The Washington State Department of Natural Resources describes the "Okanogan Highlands" as a larger area, extending from east of the Cascade Mountains and north of the Columbia Basin into northern Idaho and the Shuswap Highland in British Columbia. This region includes FDR Reservoir (the impounded Columbia River above Grand Coulee Dam), the Kettle River Range, and the southern portion of the Monashee Mountains.

==Geography==
The highest summit in the Highlands is Big White Mountain, at its northeastern extremity, which is also the highest summit of the Beaverdell Range, a mountain range which extends south from Big White between the Kettle and West Kettle Rivers. Other notable summits are Little White Mountain, Mount Baldy, Maple Mountain, Mount Moore, Mount Greyback, Mount Hull, Moses Mountain and Mount Bonaparte which is the highest summit in the US portion of the Highlands.

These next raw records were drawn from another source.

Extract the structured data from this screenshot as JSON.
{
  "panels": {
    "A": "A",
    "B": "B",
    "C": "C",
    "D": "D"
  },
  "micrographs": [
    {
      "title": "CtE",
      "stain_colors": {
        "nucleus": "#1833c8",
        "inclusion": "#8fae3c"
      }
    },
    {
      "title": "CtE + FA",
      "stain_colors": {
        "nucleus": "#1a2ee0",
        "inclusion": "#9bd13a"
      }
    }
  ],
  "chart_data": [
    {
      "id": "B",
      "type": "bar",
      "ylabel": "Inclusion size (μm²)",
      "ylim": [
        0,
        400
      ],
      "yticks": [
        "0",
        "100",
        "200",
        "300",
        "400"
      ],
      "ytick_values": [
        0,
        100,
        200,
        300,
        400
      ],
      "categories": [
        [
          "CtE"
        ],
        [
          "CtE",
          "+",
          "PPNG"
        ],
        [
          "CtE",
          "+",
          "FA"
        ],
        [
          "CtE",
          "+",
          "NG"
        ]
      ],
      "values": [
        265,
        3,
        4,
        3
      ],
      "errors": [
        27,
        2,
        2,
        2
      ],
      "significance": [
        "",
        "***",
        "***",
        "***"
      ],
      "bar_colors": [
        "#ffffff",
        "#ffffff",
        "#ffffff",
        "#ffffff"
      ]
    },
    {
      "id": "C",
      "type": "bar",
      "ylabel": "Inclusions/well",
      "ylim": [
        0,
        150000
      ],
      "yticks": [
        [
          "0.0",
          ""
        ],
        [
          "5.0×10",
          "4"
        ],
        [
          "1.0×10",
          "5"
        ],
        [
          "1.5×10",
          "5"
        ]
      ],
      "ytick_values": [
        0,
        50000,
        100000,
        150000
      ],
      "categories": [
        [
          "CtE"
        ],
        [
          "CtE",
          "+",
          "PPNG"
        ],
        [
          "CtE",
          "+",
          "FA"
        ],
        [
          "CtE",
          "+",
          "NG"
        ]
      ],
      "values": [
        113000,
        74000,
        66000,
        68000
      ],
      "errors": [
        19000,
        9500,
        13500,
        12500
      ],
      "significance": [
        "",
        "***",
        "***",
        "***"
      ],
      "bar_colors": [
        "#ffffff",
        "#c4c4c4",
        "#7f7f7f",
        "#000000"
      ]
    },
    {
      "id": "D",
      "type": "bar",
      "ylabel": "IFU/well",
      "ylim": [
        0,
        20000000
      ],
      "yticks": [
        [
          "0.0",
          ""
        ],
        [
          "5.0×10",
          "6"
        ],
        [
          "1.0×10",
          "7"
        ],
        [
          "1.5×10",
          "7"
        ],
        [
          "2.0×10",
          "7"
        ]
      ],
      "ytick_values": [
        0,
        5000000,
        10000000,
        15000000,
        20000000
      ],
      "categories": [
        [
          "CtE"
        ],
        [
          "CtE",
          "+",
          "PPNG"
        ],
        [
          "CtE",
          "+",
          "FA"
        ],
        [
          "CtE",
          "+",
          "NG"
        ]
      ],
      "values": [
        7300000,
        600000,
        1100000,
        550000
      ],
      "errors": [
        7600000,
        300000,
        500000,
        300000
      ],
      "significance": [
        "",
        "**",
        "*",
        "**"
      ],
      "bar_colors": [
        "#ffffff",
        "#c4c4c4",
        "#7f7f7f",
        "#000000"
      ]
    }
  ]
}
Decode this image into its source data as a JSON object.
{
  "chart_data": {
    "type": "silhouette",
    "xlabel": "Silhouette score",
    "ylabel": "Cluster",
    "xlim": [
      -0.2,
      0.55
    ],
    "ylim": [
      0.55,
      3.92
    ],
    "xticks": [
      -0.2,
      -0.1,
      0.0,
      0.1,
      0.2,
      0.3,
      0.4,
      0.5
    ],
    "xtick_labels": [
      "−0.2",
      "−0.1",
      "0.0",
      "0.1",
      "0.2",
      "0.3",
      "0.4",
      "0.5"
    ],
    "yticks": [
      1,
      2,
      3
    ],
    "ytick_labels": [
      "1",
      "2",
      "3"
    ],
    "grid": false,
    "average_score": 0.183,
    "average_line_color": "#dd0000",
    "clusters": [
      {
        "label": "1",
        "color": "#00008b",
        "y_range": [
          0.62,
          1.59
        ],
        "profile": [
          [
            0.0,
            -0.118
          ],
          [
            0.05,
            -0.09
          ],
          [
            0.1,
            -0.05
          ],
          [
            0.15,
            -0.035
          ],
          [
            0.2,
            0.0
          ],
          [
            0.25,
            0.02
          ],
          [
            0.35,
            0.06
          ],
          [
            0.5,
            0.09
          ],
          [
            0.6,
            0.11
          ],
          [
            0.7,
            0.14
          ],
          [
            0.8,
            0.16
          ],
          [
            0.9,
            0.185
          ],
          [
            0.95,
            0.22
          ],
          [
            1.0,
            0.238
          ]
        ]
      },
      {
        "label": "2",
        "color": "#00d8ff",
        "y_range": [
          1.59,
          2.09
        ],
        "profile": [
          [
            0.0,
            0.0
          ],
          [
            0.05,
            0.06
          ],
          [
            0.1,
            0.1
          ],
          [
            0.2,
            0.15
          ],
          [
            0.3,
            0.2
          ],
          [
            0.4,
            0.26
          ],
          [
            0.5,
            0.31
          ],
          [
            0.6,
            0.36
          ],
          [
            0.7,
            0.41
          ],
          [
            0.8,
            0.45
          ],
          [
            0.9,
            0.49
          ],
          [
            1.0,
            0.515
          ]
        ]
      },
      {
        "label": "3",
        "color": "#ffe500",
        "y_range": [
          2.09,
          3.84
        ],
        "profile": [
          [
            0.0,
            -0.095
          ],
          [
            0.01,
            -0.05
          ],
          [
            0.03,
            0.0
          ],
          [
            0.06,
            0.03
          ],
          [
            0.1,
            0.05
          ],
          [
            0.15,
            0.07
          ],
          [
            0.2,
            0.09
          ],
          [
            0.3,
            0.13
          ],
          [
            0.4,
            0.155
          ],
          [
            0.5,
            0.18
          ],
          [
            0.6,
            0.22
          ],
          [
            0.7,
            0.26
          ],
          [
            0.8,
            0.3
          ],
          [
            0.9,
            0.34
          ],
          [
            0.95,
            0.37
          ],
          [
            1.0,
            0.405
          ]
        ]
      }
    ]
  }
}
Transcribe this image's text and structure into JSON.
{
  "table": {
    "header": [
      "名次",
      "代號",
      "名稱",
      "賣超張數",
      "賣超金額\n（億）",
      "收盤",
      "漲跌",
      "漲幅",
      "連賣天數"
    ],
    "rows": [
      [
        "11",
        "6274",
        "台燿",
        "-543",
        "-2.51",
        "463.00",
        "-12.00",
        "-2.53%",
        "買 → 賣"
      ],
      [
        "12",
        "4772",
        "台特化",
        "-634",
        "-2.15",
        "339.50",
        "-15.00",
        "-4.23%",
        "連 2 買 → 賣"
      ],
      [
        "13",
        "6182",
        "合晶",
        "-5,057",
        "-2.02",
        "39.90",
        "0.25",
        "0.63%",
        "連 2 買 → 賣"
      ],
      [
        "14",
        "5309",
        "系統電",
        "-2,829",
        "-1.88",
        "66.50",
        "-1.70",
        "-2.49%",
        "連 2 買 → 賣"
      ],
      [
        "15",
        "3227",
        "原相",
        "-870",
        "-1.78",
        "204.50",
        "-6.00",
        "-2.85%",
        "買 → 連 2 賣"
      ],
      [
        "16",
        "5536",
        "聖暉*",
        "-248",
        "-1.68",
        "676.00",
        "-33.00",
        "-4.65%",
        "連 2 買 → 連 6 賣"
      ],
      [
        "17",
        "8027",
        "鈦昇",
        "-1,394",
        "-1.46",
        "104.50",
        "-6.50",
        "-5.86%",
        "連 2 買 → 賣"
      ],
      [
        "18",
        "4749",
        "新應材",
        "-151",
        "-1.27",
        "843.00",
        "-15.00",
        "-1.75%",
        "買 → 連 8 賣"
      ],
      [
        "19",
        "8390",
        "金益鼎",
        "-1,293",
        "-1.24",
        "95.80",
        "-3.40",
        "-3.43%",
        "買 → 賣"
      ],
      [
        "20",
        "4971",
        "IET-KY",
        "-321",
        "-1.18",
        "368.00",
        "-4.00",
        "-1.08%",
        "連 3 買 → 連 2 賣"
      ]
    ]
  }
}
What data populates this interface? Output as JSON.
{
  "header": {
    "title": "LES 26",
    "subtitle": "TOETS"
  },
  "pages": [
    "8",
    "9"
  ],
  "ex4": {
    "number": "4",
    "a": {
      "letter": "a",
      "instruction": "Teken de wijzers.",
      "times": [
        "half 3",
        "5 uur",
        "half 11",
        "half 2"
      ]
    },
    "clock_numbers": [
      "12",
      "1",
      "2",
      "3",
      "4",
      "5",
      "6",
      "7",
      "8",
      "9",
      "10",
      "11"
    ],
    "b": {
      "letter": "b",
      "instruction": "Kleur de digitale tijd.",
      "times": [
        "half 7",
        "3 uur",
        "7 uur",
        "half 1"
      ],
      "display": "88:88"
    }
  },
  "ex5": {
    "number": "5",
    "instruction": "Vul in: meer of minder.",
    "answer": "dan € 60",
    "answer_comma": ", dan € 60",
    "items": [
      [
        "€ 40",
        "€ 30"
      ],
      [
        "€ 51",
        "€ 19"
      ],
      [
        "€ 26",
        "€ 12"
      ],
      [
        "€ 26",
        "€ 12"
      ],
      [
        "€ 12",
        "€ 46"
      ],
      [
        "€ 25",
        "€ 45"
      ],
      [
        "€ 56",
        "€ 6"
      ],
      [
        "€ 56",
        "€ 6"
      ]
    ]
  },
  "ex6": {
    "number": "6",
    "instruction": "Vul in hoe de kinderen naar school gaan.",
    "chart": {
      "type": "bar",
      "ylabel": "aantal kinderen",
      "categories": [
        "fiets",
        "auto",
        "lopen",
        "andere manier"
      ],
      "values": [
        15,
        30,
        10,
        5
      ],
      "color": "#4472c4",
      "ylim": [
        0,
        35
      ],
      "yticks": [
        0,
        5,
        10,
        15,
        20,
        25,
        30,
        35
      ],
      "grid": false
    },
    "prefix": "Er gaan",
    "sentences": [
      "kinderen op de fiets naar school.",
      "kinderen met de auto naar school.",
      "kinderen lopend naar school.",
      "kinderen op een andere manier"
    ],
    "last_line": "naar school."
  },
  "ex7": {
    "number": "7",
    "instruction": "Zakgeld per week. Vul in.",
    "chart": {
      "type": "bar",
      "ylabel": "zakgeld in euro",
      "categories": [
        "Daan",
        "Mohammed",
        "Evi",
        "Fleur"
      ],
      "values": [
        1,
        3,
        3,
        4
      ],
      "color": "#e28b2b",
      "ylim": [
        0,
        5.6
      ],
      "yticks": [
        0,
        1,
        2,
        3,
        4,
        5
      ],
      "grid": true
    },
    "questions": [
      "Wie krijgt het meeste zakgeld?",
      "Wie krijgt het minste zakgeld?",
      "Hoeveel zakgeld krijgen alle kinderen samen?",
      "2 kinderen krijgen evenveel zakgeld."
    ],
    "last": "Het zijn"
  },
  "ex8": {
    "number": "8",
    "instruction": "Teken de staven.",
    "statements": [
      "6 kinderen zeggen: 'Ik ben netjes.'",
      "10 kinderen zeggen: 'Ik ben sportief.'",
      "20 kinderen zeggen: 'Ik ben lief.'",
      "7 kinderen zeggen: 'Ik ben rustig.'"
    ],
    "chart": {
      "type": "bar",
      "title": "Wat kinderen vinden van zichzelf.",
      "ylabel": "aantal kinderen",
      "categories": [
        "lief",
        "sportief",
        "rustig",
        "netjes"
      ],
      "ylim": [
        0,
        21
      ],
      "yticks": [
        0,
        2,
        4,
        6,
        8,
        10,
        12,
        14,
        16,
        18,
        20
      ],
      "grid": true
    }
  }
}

The Okanagan Highlands are the source of several rivers in addition to the Kettle and West Kettle, including the Sanpoil River.

==Conservation==
Protected areas located within the Okanagan Highlands include Ellison Provincial Park, Kalamalka Lake Provincial Park and Protected Area, Echo Lake Provincial Park, Denison-Bonneau Provincial Park, Wrinkly Face Provincial Park, Graystokes Provincial Park, Okanagan Mountain Provincial Park, Myra-Bellevue Provincial Park, Browne Lake Provincial Park, Skaha Bluffs Provincial Park, Conkle Lake Provincial Park, Johnstone Creek Provincial Park and Colville National Forest.

==Flora==
One of the most restricted Canadian endemic species, Phemeranthus sediformis, the Okanogan fameflower, is native to the Okanagan Highlands, the Columbia Mountains and Kettle River Range Between Kelowna and the northern Colville Reservation boarder in Washington State.